More pressure on the dollar, Ruding told reporters, would not now be welcomed in Europe because "it might increase fears of a hard landing for the dollar," setting off "panic reactions." Ruding also said that he would welcome, in principle, an agreement advocated by Japan to lower interest rates through a coordinated central bank effort, but doubted that it was feasible.
He praised Baker's Third World debt initiative calling for a 50 percent increase in lending by the multilateral lending banks, along with a $20 billion boost in commercial bank loans over the next three years.
But the Dutch official plans to tell the National Press Club at a breakfast this morning that the initiative "cannot succeed without United States support for a General Capital Increase GCI of the World Bank." U.S. approval, he revealed to Dutch correspondents yesterday, is likely to be forthcoming at the end of 1986.
He explained to the Dutch journalists that the United States did not want to propose a GCI at the same time that its new federal budget calls for a contribution to the bank's International Development Association activities (IDA-8).
On the issue of the G-5 versus the G-10, Ruding argued that the smaller industrial nations are increasingly active in international financial arrangements, and therefore deserve greater recognition. Without naming them directly, he also implied that England and France -- members of the G-5 -- would prefer to see major decisions made in a G-10 framework.
Those industrial nations left out of the G-5 resent the power exercised by the smaller group over the world economy. The United States, West Germany, and Japan -- in effect a Big Three within the G-5 -- argue that it is difficult to make decisions in the larger group.
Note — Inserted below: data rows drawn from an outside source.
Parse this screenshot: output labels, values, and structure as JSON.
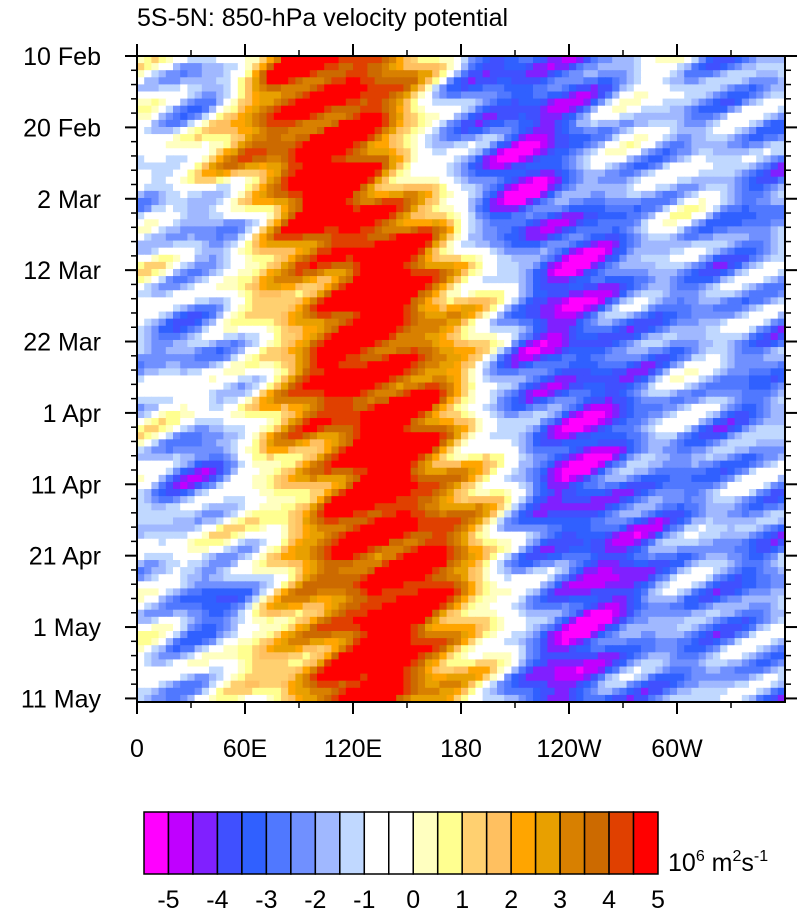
{
  "chart_data": {
    "type": "heatmap",
    "title": "5S-5N: 850-hPa velocity potential",
    "x_axis": {
      "ticks": [
        {
          "lon": 0,
          "label": "0"
        },
        {
          "lon": 60,
          "label": "60E"
        },
        {
          "lon": 120,
          "label": "120E"
        },
        {
          "lon": 180,
          "label": "180"
        },
        {
          "lon": 240,
          "label": "120W"
        },
        {
          "lon": 300,
          "label": "60W"
        }
      ],
      "range": [
        0,
        360
      ]
    },
    "y_axis": {
      "ticks": [
        {
          "day": 0,
          "label": "10 Feb"
        },
        {
          "day": 10,
          "label": "20 Feb"
        },
        {
          "day": 20,
          "label": "2 Mar"
        },
        {
          "day": 30,
          "label": "12 Mar"
        },
        {
          "day": 40,
          "label": "22 Mar"
        },
        {
          "day": 50,
          "label": "1 Apr"
        },
        {
          "day": 60,
          "label": "11 Apr"
        },
        {
          "day": 70,
          "label": "21 Apr"
        },
        {
          "day": 80,
          "label": "1 May"
        },
        {
          "day": 90,
          "label": "11 May"
        }
      ],
      "range": [
        "10 Feb",
        "11 May"
      ]
    },
    "colorbar": {
      "units_base": "10",
      "units_exp": "6",
      "units_rest": " m",
      "units_sq": "2",
      "units_s": "s",
      "units_neg": "-1",
      "labels": [
        "-5",
        "-4",
        "-3",
        "-2",
        "-1",
        "0",
        "1",
        "2",
        "3",
        "4",
        "5"
      ],
      "colors": [
        "#ff00ff",
        "#c000ff",
        "#8020ff",
        "#4050ff",
        "#3060ff",
        "#5078ff",
        "#7090ff",
        "#a0b8ff",
        "#c0d8ff",
        "#ffffff",
        "#ffffff",
        "#ffffc0",
        "#ffff90",
        "#ffd070",
        "#ffc060",
        "#ffa500",
        "#e8a000",
        "#d88000",
        "#cc6a00",
        "#e04000",
        "#ff0000"
      ]
    },
    "field_description": {
      "red_core_center_lon": [
        {
          "day": 0,
          "lon": 110
        },
        {
          "day": 15,
          "lon": 100
        },
        {
          "day": 30,
          "lon": 135
        },
        {
          "day": 45,
          "lon": 130
        },
        {
          "day": 60,
          "lon": 140
        },
        {
          "day": 75,
          "lon": 145
        },
        {
          "day": 90,
          "lon": 130
        }
      ]
    }
  }
}
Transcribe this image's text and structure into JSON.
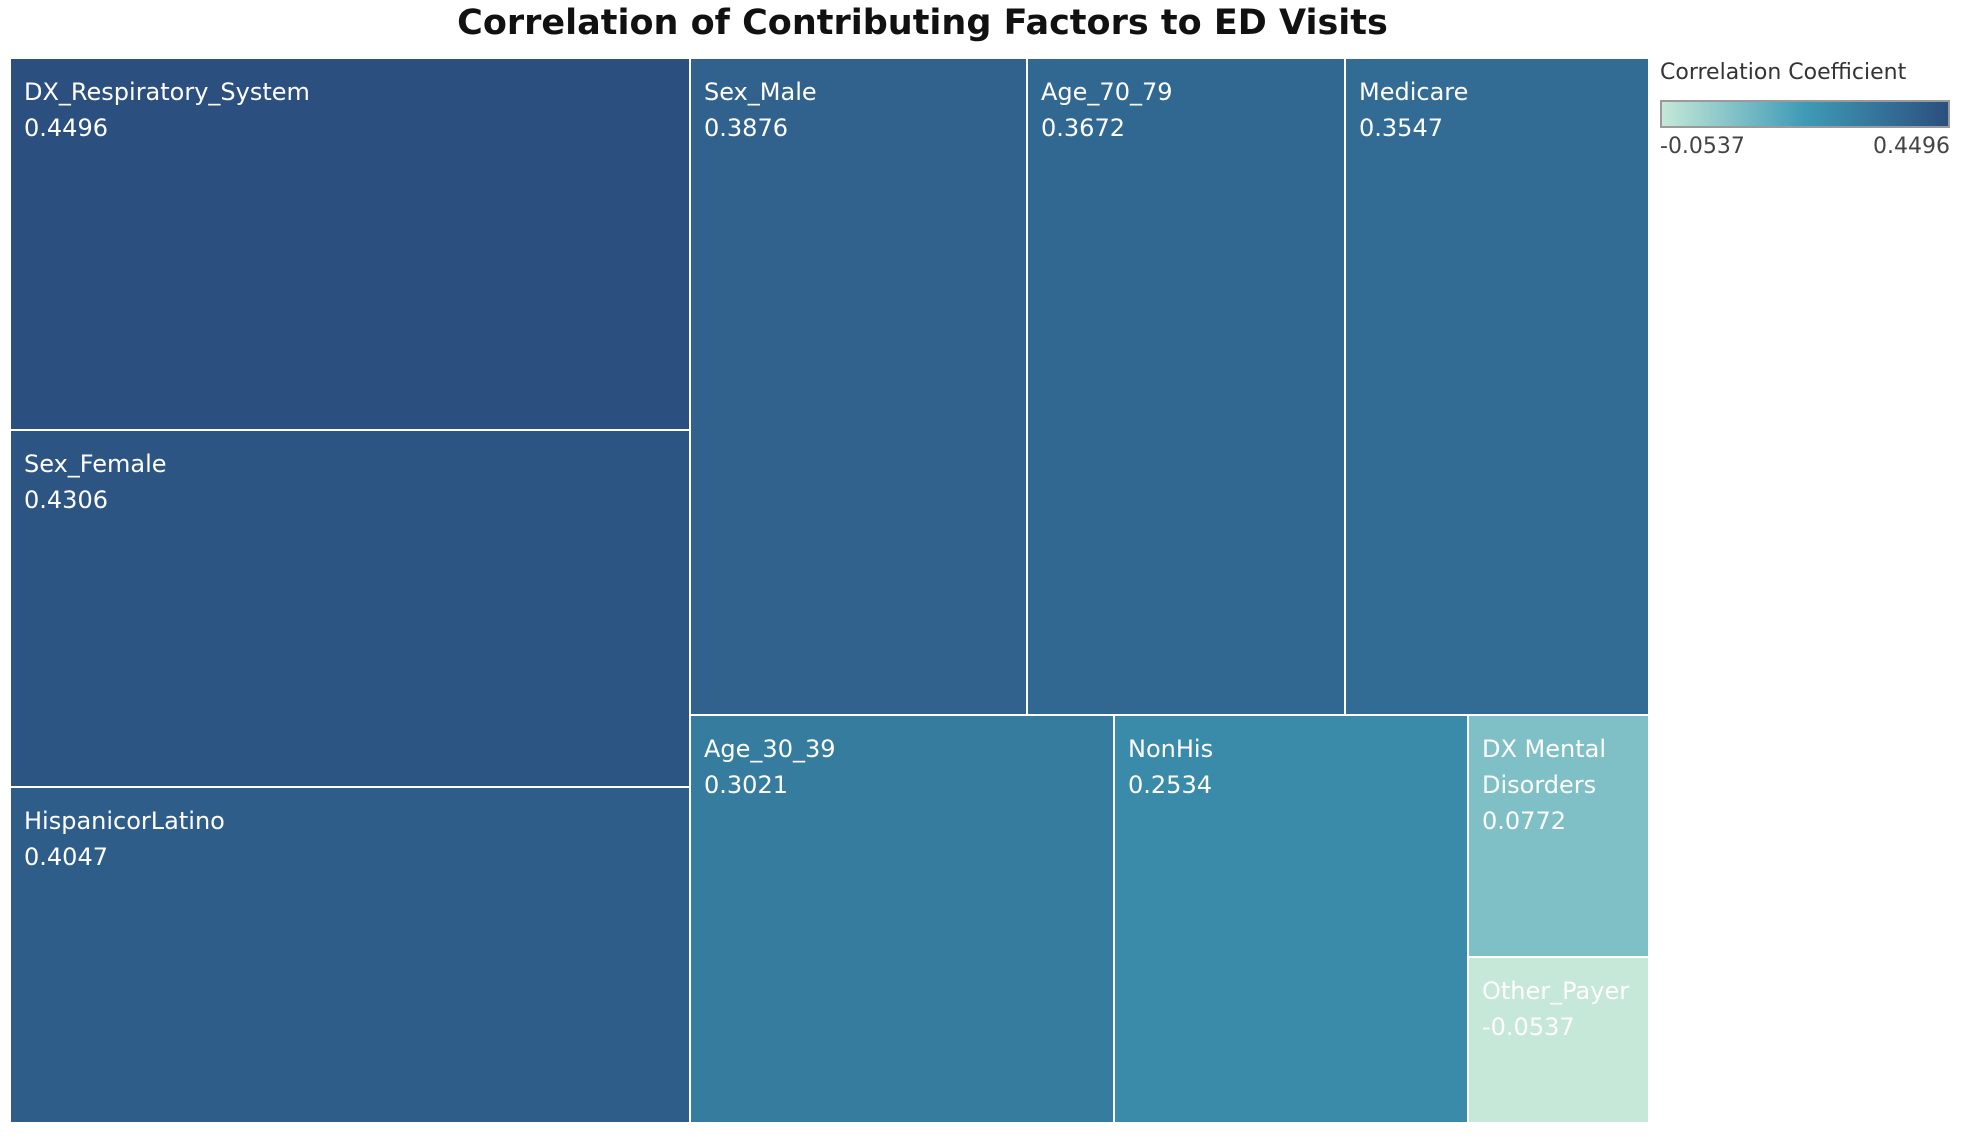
{
  "chart_data": {
    "type": "treemap",
    "title": "Correlation of Contributing Factors to ED Visits",
    "color_legend": {
      "title": "Correlation Coefficient",
      "min": -0.0537,
      "max": 0.4496,
      "min_label": "-0.0537",
      "max_label": "0.4496",
      "colors": [
        "#c5e8d8",
        "#3e9bb6",
        "#2b4f7f"
      ]
    },
    "categories": [
      "DX_Respiratory_System",
      "Sex_Female",
      "HispanicorLatino",
      "Sex_Male",
      "Age_70_79",
      "Medicare",
      "Age_30_39",
      "NonHis",
      "DX Mental Disorders",
      "Other_Payer"
    ],
    "values": [
      0.4496,
      0.4306,
      0.4047,
      0.3876,
      0.3672,
      0.3547,
      0.3021,
      0.2534,
      0.0772,
      -0.0537
    ],
    "value_labels": [
      "0.4496",
      "0.4306",
      "0.4047",
      "0.3876",
      "0.3672",
      "0.3547",
      "0.3021",
      "0.2534",
      "0.0772",
      "-0.0537"
    ]
  }
}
As recently as last June, the G-10 nations at a special meeting in Tokyo adopted a report that totally opposed coordinated intervention as a tool to bring exchange rates into better balance, a decision that in effect was reversed four months later by the G-5.
In remarks prepared for his Press Club appearance this morning and made available to The Washington Post last night , Ruding said that to deal with the Third World debt crisis, the industrial countries have "a double task" -- to provide money both on a bilateral and multilateral basis to the poor countries, and to pursue adequate policies themselves.